Par une ordonnance n°2513585 du 8 janvier 2026, le juge des référés du tribunal administratif de Grenoble a assorti l’injonction prononcée par l’ordonnance n° 2513203 du 18 décembre 2025, tendant à prendre en charge M. A..., dans le cadre de l’hébergement d’urgence, d’une astreinte de 100 euros par jour de retard, qui a commencé à courir dans le délai de quarante-huit heures à compter de sa notification. L’ordonnance n°2513585 du 8 janvier 2026 a été notifiée dès le lendemain et le délai a expiré le 11 janvier 2026. Il résulte de l’instruction que M. A... a été hébergé à compter du 16 janvier 2026 dans un logement adapté. Il s’ensuit un retard d’exécution de quatre jours, ce qui correspond, au taux de 100 euros par jour de retard, à la somme de 400 euros.
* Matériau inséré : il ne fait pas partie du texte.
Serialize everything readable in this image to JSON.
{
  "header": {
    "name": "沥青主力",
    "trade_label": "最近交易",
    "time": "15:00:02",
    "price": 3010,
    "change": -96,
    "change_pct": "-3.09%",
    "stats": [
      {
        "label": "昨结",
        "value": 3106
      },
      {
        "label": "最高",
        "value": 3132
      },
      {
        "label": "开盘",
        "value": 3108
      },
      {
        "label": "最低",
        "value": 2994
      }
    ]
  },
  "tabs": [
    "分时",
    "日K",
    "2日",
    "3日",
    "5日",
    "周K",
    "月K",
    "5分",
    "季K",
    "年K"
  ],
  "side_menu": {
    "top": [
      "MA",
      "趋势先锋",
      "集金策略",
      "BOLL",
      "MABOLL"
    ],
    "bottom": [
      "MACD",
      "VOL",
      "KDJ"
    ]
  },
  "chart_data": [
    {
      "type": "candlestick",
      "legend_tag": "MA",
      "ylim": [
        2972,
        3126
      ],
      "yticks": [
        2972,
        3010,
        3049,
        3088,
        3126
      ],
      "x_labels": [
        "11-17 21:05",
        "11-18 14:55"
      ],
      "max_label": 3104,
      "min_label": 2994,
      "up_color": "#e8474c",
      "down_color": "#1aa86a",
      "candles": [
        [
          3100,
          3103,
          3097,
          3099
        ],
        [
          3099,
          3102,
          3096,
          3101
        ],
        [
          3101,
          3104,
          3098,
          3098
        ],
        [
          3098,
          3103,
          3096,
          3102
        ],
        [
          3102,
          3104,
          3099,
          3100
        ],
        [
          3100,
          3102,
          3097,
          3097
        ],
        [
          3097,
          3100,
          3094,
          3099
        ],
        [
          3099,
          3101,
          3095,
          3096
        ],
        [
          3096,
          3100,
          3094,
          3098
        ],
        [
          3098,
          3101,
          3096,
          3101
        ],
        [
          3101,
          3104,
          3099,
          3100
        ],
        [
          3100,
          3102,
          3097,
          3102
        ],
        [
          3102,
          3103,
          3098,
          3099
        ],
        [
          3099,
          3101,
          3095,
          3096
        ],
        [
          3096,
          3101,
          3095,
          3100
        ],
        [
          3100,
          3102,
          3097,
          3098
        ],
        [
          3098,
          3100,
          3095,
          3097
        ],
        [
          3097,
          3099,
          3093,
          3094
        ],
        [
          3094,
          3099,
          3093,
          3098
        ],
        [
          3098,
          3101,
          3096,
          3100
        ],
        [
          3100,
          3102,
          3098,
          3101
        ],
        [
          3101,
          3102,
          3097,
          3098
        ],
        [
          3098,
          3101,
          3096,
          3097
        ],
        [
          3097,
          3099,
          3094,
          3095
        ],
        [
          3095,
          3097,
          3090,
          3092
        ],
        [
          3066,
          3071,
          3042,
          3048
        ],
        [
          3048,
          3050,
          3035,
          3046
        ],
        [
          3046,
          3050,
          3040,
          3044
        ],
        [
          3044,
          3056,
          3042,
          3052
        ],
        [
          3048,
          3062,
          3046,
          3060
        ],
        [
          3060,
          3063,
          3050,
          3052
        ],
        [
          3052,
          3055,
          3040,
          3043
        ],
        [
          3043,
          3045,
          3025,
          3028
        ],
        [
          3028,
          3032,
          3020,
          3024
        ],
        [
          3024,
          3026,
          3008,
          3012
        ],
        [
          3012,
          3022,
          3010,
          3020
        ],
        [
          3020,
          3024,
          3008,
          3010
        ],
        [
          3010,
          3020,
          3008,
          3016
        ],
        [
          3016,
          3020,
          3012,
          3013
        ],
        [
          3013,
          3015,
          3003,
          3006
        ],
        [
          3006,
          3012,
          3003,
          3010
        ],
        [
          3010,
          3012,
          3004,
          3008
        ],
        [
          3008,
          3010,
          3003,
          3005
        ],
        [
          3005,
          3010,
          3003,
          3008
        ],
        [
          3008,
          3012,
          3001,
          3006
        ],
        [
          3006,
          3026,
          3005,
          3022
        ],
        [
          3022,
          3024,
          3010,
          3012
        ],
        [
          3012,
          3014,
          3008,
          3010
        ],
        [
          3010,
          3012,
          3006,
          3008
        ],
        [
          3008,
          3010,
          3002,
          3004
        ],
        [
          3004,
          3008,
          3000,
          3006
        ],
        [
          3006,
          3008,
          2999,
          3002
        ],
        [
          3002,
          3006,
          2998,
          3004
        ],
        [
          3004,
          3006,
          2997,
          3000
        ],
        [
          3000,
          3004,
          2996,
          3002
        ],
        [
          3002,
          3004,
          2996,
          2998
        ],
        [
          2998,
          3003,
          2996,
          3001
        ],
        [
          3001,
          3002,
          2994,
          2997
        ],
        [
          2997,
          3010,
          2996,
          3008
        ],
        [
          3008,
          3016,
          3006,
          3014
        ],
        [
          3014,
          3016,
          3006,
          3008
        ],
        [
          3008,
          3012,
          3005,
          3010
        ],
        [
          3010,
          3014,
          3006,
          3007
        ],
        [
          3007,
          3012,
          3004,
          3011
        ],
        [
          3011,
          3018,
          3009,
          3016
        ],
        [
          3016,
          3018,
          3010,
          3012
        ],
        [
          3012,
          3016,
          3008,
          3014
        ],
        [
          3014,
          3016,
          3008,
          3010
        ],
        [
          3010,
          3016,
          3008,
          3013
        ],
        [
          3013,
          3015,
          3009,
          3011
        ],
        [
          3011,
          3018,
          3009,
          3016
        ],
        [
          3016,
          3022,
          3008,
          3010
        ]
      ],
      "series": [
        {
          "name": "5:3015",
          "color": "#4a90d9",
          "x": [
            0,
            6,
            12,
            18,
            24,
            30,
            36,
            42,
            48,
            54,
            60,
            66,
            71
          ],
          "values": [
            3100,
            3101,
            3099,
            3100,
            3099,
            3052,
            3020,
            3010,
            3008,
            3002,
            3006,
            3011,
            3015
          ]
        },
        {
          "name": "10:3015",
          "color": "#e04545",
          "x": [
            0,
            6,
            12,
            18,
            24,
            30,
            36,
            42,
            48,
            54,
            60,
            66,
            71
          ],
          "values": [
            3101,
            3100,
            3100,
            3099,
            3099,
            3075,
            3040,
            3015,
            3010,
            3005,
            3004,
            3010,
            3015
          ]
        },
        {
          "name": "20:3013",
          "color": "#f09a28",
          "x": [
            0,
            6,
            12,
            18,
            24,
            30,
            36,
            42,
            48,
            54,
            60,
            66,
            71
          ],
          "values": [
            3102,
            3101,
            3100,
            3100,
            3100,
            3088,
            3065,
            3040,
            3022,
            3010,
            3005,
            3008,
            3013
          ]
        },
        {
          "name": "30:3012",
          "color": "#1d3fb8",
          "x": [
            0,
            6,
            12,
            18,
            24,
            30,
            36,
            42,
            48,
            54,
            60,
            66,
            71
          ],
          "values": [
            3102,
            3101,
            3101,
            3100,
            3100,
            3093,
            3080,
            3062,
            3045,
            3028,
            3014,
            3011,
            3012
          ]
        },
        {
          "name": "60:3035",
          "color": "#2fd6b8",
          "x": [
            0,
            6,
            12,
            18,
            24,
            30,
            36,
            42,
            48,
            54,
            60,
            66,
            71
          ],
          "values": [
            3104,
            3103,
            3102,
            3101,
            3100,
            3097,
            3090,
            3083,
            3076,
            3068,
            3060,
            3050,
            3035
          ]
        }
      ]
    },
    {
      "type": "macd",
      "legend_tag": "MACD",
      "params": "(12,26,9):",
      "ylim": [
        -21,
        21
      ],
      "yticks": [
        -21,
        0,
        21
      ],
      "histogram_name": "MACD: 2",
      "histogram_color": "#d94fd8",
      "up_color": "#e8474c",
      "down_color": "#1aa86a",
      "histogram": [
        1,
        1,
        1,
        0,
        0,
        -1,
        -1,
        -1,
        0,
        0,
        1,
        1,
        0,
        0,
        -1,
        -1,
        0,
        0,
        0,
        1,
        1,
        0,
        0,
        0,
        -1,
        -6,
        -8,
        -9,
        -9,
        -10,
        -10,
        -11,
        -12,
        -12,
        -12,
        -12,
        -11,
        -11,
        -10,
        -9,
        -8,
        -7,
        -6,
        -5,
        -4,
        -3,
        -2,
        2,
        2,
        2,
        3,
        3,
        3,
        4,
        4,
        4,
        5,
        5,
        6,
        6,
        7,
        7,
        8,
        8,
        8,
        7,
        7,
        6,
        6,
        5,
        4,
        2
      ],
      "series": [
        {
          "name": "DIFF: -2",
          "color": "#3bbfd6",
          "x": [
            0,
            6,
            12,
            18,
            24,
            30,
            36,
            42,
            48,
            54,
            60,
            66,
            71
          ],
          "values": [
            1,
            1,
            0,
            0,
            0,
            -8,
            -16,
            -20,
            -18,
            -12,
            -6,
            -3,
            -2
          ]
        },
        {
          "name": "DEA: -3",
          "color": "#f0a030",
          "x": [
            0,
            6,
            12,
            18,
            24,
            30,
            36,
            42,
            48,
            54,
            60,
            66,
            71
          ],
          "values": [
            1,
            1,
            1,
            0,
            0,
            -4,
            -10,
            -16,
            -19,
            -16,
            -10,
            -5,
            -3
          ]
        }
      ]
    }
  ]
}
Dans les circonstances de l’espèce, il y a lieu de procéder à la liquidation de l’astreinte à hauteur de la totalité de ce montant, qui sera versé au bénéfice de M. A....

Sur les frais de procès :

Il y a lieu, dans les circonstances de l’espèce, de mettre à la charge de l’Etat la somme de 600 euros à verser à M. A... au titre de l’article L. 761-1 du code de justice administrative.


O R D O N N E :



Article 1er : L’Etat est condamné à verser à M. A... la somme de 400 euros au titre de la liquidation définitive de l’astreinte prononcée par l’ordonnance n°2513585.
Article 2 : L’Etat versera à M. A... la somme de 600 euros au titre de l’article L. 761-1 du code de justice administrative.
Article 3 : La présente ordonnance sera notifiée à M. B... A... et au ministre de la ville et du logement.

Copie en sera adressée à la préfète de l’Isère et au parquet général près la cour des comptes.


Fait à Grenoble, le 28 janvier 2026.


Le juge des référés,

La greffière,






B. Savouré

J. Bonino


La République mande et ordonne au ministre de la ville et du logement en ce qui le concerne ou à tous commissaires de justice à ce requis en ce qui concerne les voies de droit commun, contre les parties privées, de pourvoir à l’exécution de la présente décision.